Raleigh, N.C. — U.S. Sen. Kay Hagan says she is continuing to push the Department of Veterans Affairs to reduce a backlog of cases at the regional office in Winston-Salem.
The Democrat sent a letter to the department last week complaining that more than 7,000 veterans with claims pending at that office had waited more than a year for a ruling on disability benefits. That letter echoes the findings of a story by the Center for Investigative Reporting that found more veterans wait longer today for disability benefits than when President Barack Obama took office.
"The ranks of veterans waiting more than a year for their benefits grew from 11,000 in 2009, the first year of Obama’s presidency, to 245,000 in December," the center found.
Hagan called the national problem "totally unacceptable," but her response has been focused on Winston-Salem.
In her letter last week, VA Secretary Eric Shinseki to "dispatch senior officials from the VA Headquarters in Washington to North Carolina to ensure the Winston-Salem regional office receives the necessary assistance."
Hagan said she has not received a response to that letter.
Congress has set aside funding for the VA and Department of Defense to improve the system that handles veteran benefit claims. The goal, according to Shinseki, is to reduce the wait time for benefit rulings to under 125 days for all applicants by 2015.
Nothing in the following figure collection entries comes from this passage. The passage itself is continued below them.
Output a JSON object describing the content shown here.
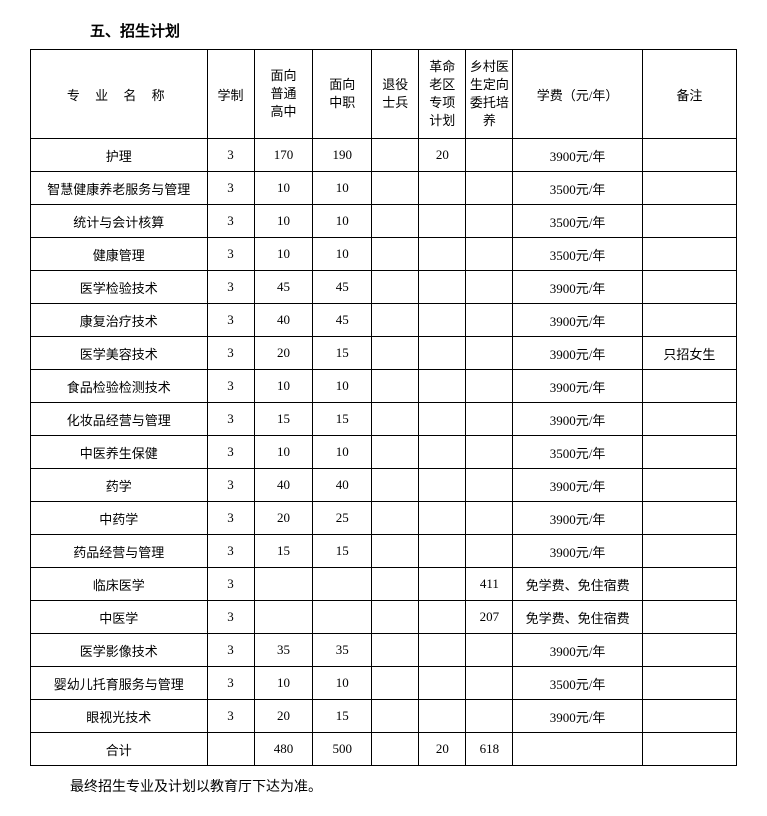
{
  "title": "五、招生计划",
  "columns": [
    "专 业 名 称",
    "学制",
    "面向\n普通\n高中",
    "面向\n中职",
    "退役\n士兵",
    "革命\n老区\n专项\n计划",
    "乡村医\n生定向\n委托培\n养",
    "学费（元/年）",
    "备注"
  ],
  "rows": [
    [
      "护理",
      "3",
      "170",
      "190",
      "",
      "20",
      "",
      "3900元/年",
      ""
    ],
    [
      "智慧健康养老服务与管理",
      "3",
      "10",
      "10",
      "",
      "",
      "",
      "3500元/年",
      ""
    ],
    [
      "统计与会计核算",
      "3",
      "10",
      "10",
      "",
      "",
      "",
      "3500元/年",
      ""
    ],
    [
      "健康管理",
      "3",
      "10",
      "10",
      "",
      "",
      "",
      "3500元/年",
      ""
    ],
    [
      "医学检验技术",
      "3",
      "45",
      "45",
      "",
      "",
      "",
      "3900元/年",
      ""
    ],
    [
      "康复治疗技术",
      "3",
      "40",
      "45",
      "",
      "",
      "",
      "3900元/年",
      ""
    ],
    [
      "医学美容技术",
      "3",
      "20",
      "15",
      "",
      "",
      "",
      "3900元/年",
      "只招女生"
    ],
    [
      "食品检验检测技术",
      "3",
      "10",
      "10",
      "",
      "",
      "",
      "3900元/年",
      ""
    ],
    [
      "化妆品经营与管理",
      "3",
      "15",
      "15",
      "",
      "",
      "",
      "3900元/年",
      ""
    ],
    [
      "中医养生保健",
      "3",
      "10",
      "10",
      "",
      "",
      "",
      "3500元/年",
      ""
    ],
    [
      "药学",
      "3",
      "40",
      "40",
      "",
      "",
      "",
      "3900元/年",
      ""
    ],
    [
      "中药学",
      "3",
      "20",
      "25",
      "",
      "",
      "",
      "3900元/年",
      ""
    ],
    [
      "药品经营与管理",
      "3",
      "15",
      "15",
      "",
      "",
      "",
      "3900元/年",
      ""
    ],
    [
      "临床医学",
      "3",
      "",
      "",
      "",
      "",
      "411",
      "免学费、免住宿费",
      ""
    ],
    [
      "中医学",
      "3",
      "",
      "",
      "",
      "",
      "207",
      "免学费、免住宿费",
      ""
    ],
    [
      "医学影像技术",
      "3",
      "35",
      "35",
      "",
      "",
      "",
      "3900元/年",
      ""
    ],
    [
      "婴幼儿托育服务与管理",
      "3",
      "10",
      "10",
      "",
      "",
      "",
      "3500元/年",
      ""
    ],
    [
      "眼视光技术",
      "3",
      "20",
      "15",
      "",
      "",
      "",
      "3900元/年",
      ""
    ],
    [
      "合计",
      "",
      "480",
      "500",
      "",
      "20",
      "618",
      "",
      ""
    ]
  ],
  "note": "最终招生专业及计划以教育厅下达为准。"
}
Hagan said Tuesday that veterans should not have to wait three years for the problem to be fixed.
"If it's a manpower issue, we need to address it immediately," she said.
Winston-Salem is one of the most problematic offices in the country, according to the Center for Investigative Reporting and PBS News Hour, which cited auditors findings that paperwork was stacked so high in the office it was unsafe to inhabit.
Hagan said that VA funding would not be affected by sequestration, but she did not have an answer as to how Congress might fix the overall backlog.
One veteran, who is also a reporter for local newspaper, asked on a Tuesday conference call what the senator could do to keep people like him from waiting more than six months just to be seen for the first time by VA medical staff.
"For you to have to wait six months in unacceptable," Hagan said.